2. add “ofender” ip to a list with timeout set to 5 minutes
/ip firewall filter
add action=add-src-to-address-list address-list=Torrent-Conn address-list-timeout=5m chain=forward comment="Block torrent trafic" layer7-protocol=layer7-bittorrent-exp \
log-prefix=torr-conn src-address={lan_network_range} src-address-list=!allow-bit
add action=add-src-to-address-list address-list=Torrent-Conn address-list-timeout=5m chain=forward comment="Block p2p" log-prefix=torr-conn p2p=all-p2p src-address={lan_network_range} \
src-address-list=!allow-bit
where src-address={lan_network_range} is local lan network range ( Ex.: 192.168.0.0/24 )
You can see blocked ips running command:
/ip firewall address-list print
3. drop traffic for non-standard ports ( some of them ) for ips inside Torrent-Conn list ( see 2. )
/ip firewall filter
add action=drop chain=forward dst-port=!0-1024,3389,5222,5800,5900,8291,14147,59905 protocol=tcp \
src-address-list=Torrent-Conn
add action=drop chain=forward dst-port=!0-1024,3389,5222,5800,5900,8291,14147,59905 protocol=udp \
src-address-list=Torrent-Conn
add action=drop chain=forward out-interface={local-lan-interface} content="\r\nContent-Type: application/x-bittorrent" protocol=tcp src-port=80 comment=".torrent \r\nContent-Type...."

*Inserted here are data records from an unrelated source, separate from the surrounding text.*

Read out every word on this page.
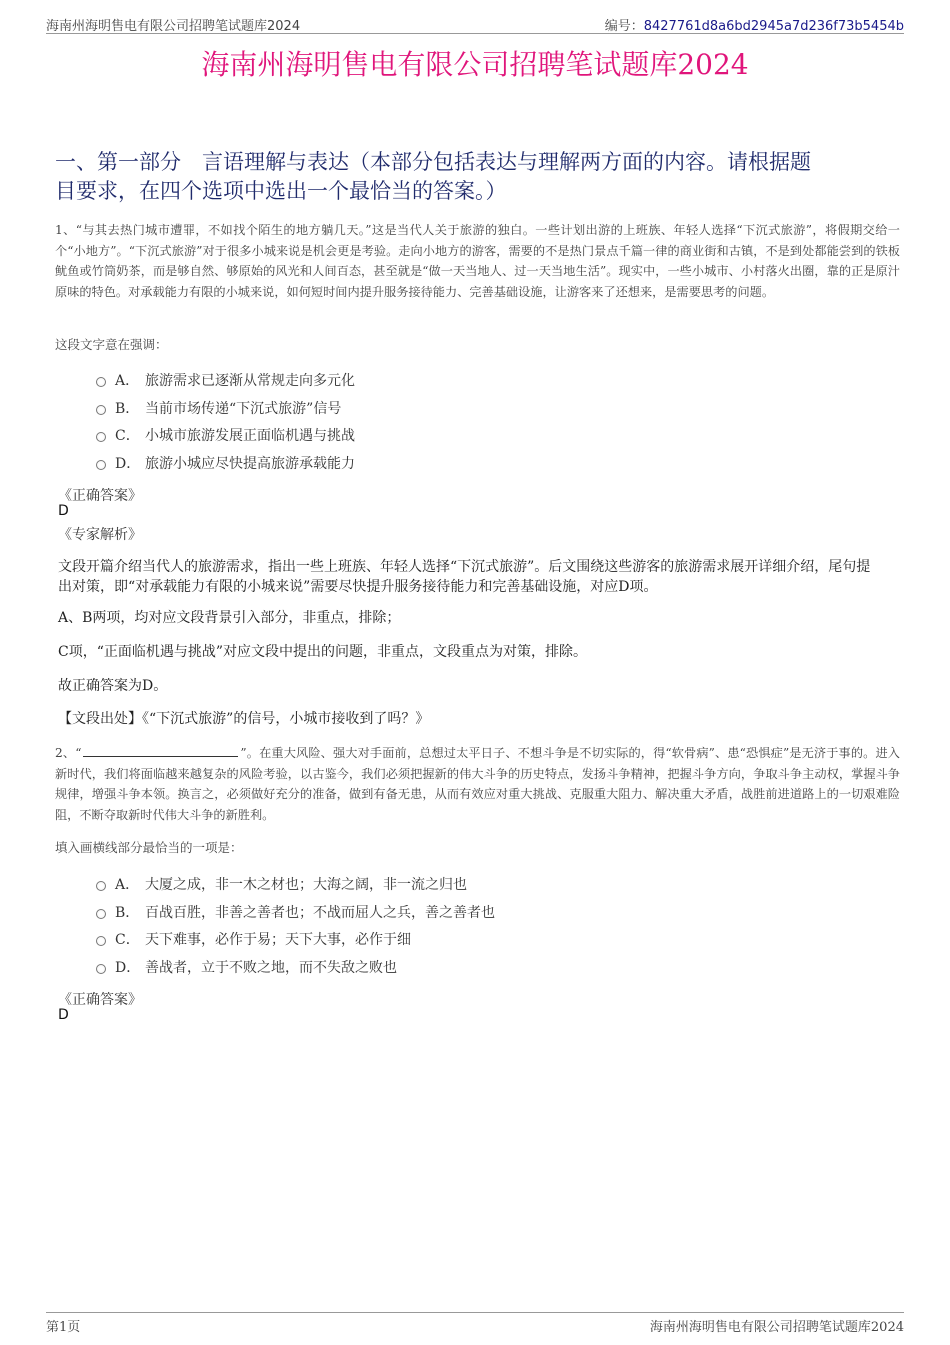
海南州海明售电有限公司招聘笔试题库2024	编号：8427761d8a6bd2945a7d236f73b5454b
海南州海明售电有限公司招聘笔试题库2024
一、第一部分　言语理解与表达（本部分包括表达与理解两方面的内容。请根据题
目要求，在四个选项中选出一个最恰当的答案。）
1、“与其去热门城市遭罪，不如找个陌生的地方躺几天。”这是当代人关于旅游的独白。一些计划出游的上班族、年轻人选择“下沉式旅游”，将假期交给一个“小地方”。“下沉式旅游”对于很多小城来说是机会更是考验。走向小地方的游客，需要的不是热门景点千篇一律的商业街和古镇，不是到处都能尝到的铁板鱿鱼或竹筒奶茶，而是够自然、够原始的风光和人间百态，甚至就是“做一天当地人、过一天当地生活”。现实中，一些小城市、小村落火出圈，靠的正是原汁原味的特色。对承载能力有限的小城来说，如何短时间内提升服务接待能力、完善基础设施，让游客来了还想来，是需要思考的问题。
这段文字意在强调：
A． 旅游需求已逐渐从常规走向多元化
B． 当前市场传递“下沉式旅游”信号
C． 小城市旅游发展正面临机遇与挑战
D． 旅游小城应尽快提高旅游承载能力
《正确答案》
D
《专家解析》
文段开篇介绍当代人的旅游需求，指出一些上班族、年轻人选择“下沉式旅游”。后文围绕这些游客的旅游需求展开详细介绍，尾句提出对策，即“对承载能力有限的小城来说”需要尽快提升服务接待能力和完善基础设施，对应D项。
A、B两项，均对应文段背景引入部分，非重点，排除；
C项，“正面临机遇与挑战”对应文段中提出的问题，非重点，文段重点为对策，排除。
故正确答案为D。
【文段出处】《“下沉式旅游”的信号，小城市接收到了吗？》
2、“	”。在重大风险、强大对手面前，总想过太平日子、不想斗争是不切实际的，得“软骨病”、患“恐惧症”是无济于事的。进入新时代，我们将面临越来越复杂的风险考验，以古鉴今，我们必须把握新的伟大斗争的历史特点，发扬斗争精神，把握斗争方向，争取斗争主动权，掌握斗争规律，增强斗争本领。换言之，必须做好充分的准备，做到有备无患，从而有效应对重大挑战、克服重大阻力、解决重大矛盾，战胜前进道路上的一切艰难险阻，不断夺取新时代伟大斗争的新胜利。
填入画横线部分最恰当的一项是：
A． 大厦之成，非一木之材也；大海之阔，非一流之归也
B． 百战百胜，非善之善者也；不战而屈人之兵，善之善者也
C． 天下难事，必作于易；天下大事，必作于细
D． 善战者，立于不败之地，而不失敌之败也
《正确答案》
D
第1页	海南州海明售电有限公司招聘笔试题库2024
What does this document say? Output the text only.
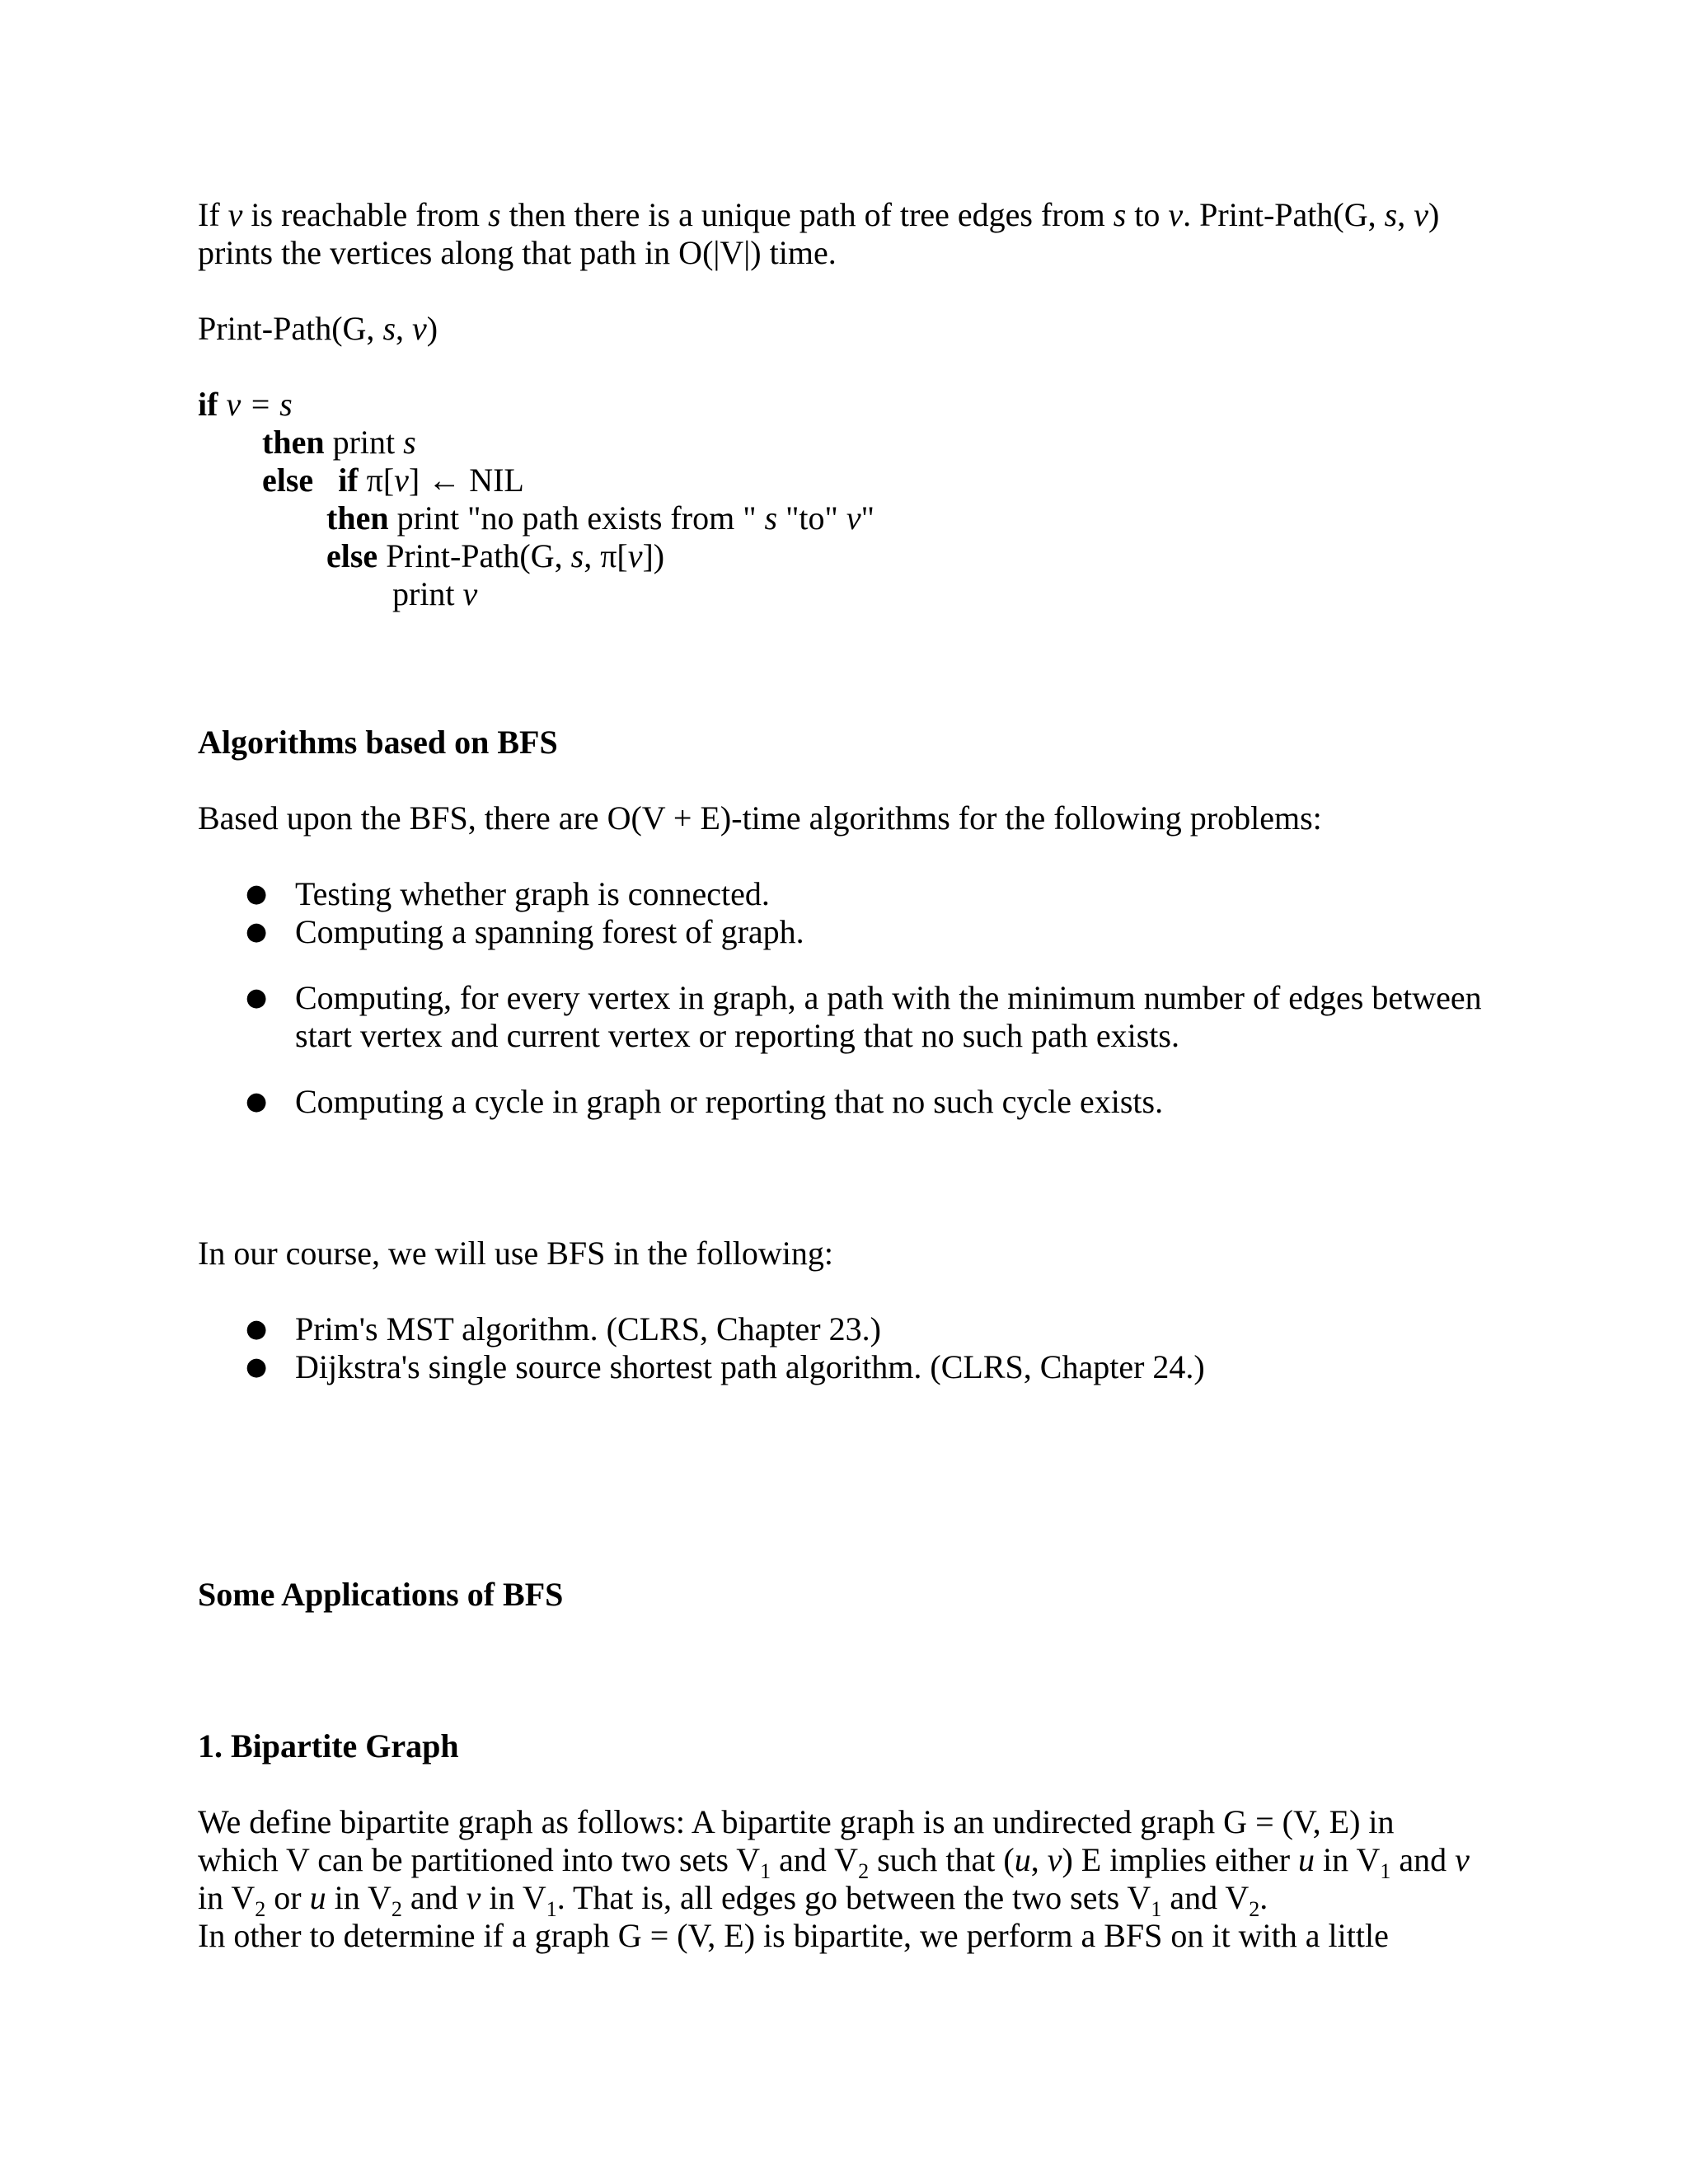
If v is reachable from s then there is a unique path of tree edges from s to v. Print-Path(G, s, v)
prints the vertices along that path in O(|V|) time.
Print-Path(G, s, v)
if v = s
then print s
else if π[v] ← NIL
then print "no path exists from " s "to" v"
else Print-Path(G, s, π[v])
print v
Algorithms based on BFS
Based upon the BFS, there are O(V + E)-time algorithms for the following problems:
● Testing whether graph is connected.
● Computing a spanning forest of graph.
● Computing, for every vertex in graph, a path with the minimum number of edges between
start vertex and current vertex or reporting that no such path exists.
● Computing a cycle in graph or reporting that no such cycle exists.
In our course, we will use BFS in the following:
● Prim's MST algorithm. (CLRS, Chapter 23.)
● Dijkstra's single source shortest path algorithm. (CLRS, Chapter 24.)
Some Applications of BFS
1. Bipartite Graph
We define bipartite graph as follows: A bipartite graph is an undirected graph G = (V, E) in
which V can be partitioned into two sets $V_1$ and $V_2$ such that (u, v) E implies either u in $V_1$ and v
in $V_2$ or u in $V_2$ and v in $V_1$. That is, all edges go between the two sets $V_1$ and $V_2$.
In other to determine if a graph G = (V, E) is bipartite, we perform a BFS on it with a little
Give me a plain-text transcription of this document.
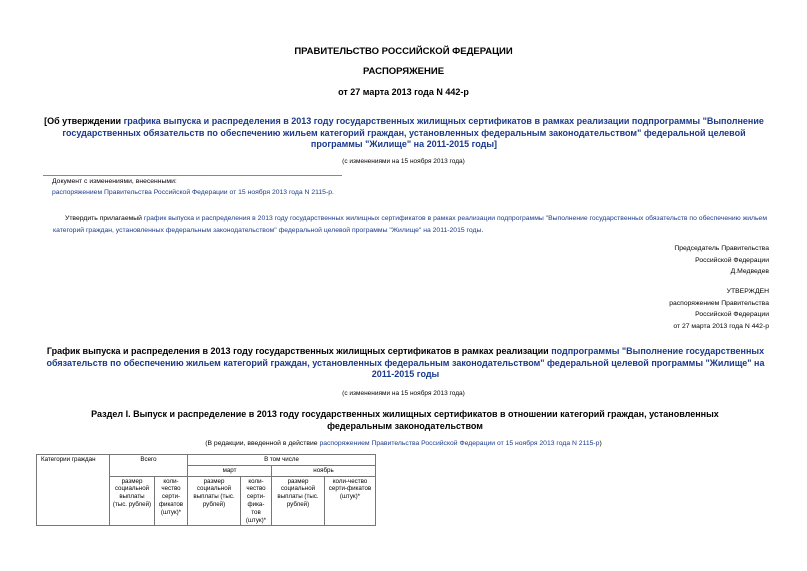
ПРАВИТЕЛЬСТВО РОССИЙСКОЙ ФЕДЕРАЦИИ
РАСПОРЯЖЕНИЕ
от 27 марта 2013 года N 442-р
[Об утверждении графика выпуска и распределения в 2013 году государственных жилищных сертификатов в рамках реализации подпрограммы "Выполнение государственных обязательств по обеспечению жильем категорий граждан, установленных федеральным законодательством" федеральной целевой программы "Жилище" на 2011-2015 годы]
(с изменениями на 15 ноября 2013 года)
Документ с изменениями, внесенными:
распоряжением Правительства Российской Федерации от 15 ноября 2013 года N 2115-р.
Утвердить прилагаемый график выпуска и распределения в 2013 году государственных жилищных сертификатов в рамках реализации подпрограммы "Выполнение государственных обязательств по обеспечению жильем категорий граждан, установленных федеральным законодательством" федеральной целевой программы "Жилище" на 2011-2015 годы.
Председатель Правительства
Российской Федерации
Д.Медведев
УТВЕРЖДЕН
распоряжением Правительства
Российской Федерации
от 27 марта 2013 года N 442-р
График выпуска и распределения в 2013 году государственных жилищных сертификатов в рамках реализации подпрограммы "Выполнение государственных обязательств по обеспечению жильем категорий граждан, установленных федеральным законодательством" федеральной целевой программы "Жилище" на 2011-2015 годы
(с изменениями на 15 ноября 2013 года)
Раздел I. Выпуск и распределение в 2013 году государственных жилищных сертификатов в отношении категорий граждан, установленных федеральным законодательством
(В редакции, введенной в действие распоряжением Правительства Российской Федерации от 15 ноября 2013 года N 2115-р)
Категории граждан	Всего		В том числе			
			март		ноябрь	
	размер социальной выплаты (тыс. рублей)	коли-чество серти-фикатов (штук)*	размер социальной выплаты (тыс. рублей)	коли-чество серти-фика-тов (штук)*	размер социальной выплаты (тыс. рублей)	коли-чество серти-фикатов (штук)*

where out-interface={local-lan-interface} might be: ether2 or bridge1. For example, if on rb951g-2hnd you have ether2(master) and wlan as ports inside a bridge, named bridge1, then out-interface is bridge1
4. mark torrent traffic packets
/ip firewall mangle
add action=mark-packet chain=postrouting comment="p2p download" disabled=no layer7-protocol=layer7-bittorrent-exp new-packet-mark="p2p download" passthrough=no
5. drop torrent traffic
/ip firewall filter
add action=drop chain=forward disabled=no p2p=all-p2p
add action=drop chain=forward in-interface={WAN_interface} comment="torrent dht out magnet" content=d1:ad2:ad20 disabled=no dst-port=1025-65535 packet-size=95-190 protocol=udp
add action=drop chain=forward in-interface={WAN_interface} comment=info_hash content=info_hash disabled=no dst-port=2170,80 protocol=tcp
add action=drop chain=forward out-interface={local-lan-interface} content="\r\nContent-Type: application/x-bittorrent" protocol=tcp src-port=80 comment=".torrent \r\nContent-Type...."
where in-interface={WAN_interface} is your WAN interface ( Ex.: ether1 or pppoe-out1 )
and
out-interface={local-lan-interface} might be: ether2 or bridge1. For example, if on rb951g-2hnd you have ether2(master) and wlan as ports inside a bridge, named bridge1, then out-interface is bridge1
P.S. MOST IMPORTANT: in order to make it work DISABLE fasttrack, if you had enabled it or has left enabled by default configuration! ( https://wiki.mikrotik.com/wiki/Manual:IP/Fasttrack )
Hope it helps.
kind regards,
Hello these rules are ok but how to prevent blocking games like dota 2,fornite,etc.My question is due to the ports which are not listed.Thanks
Hopefully 2frogs will chime in here, he can solve it using whitelists.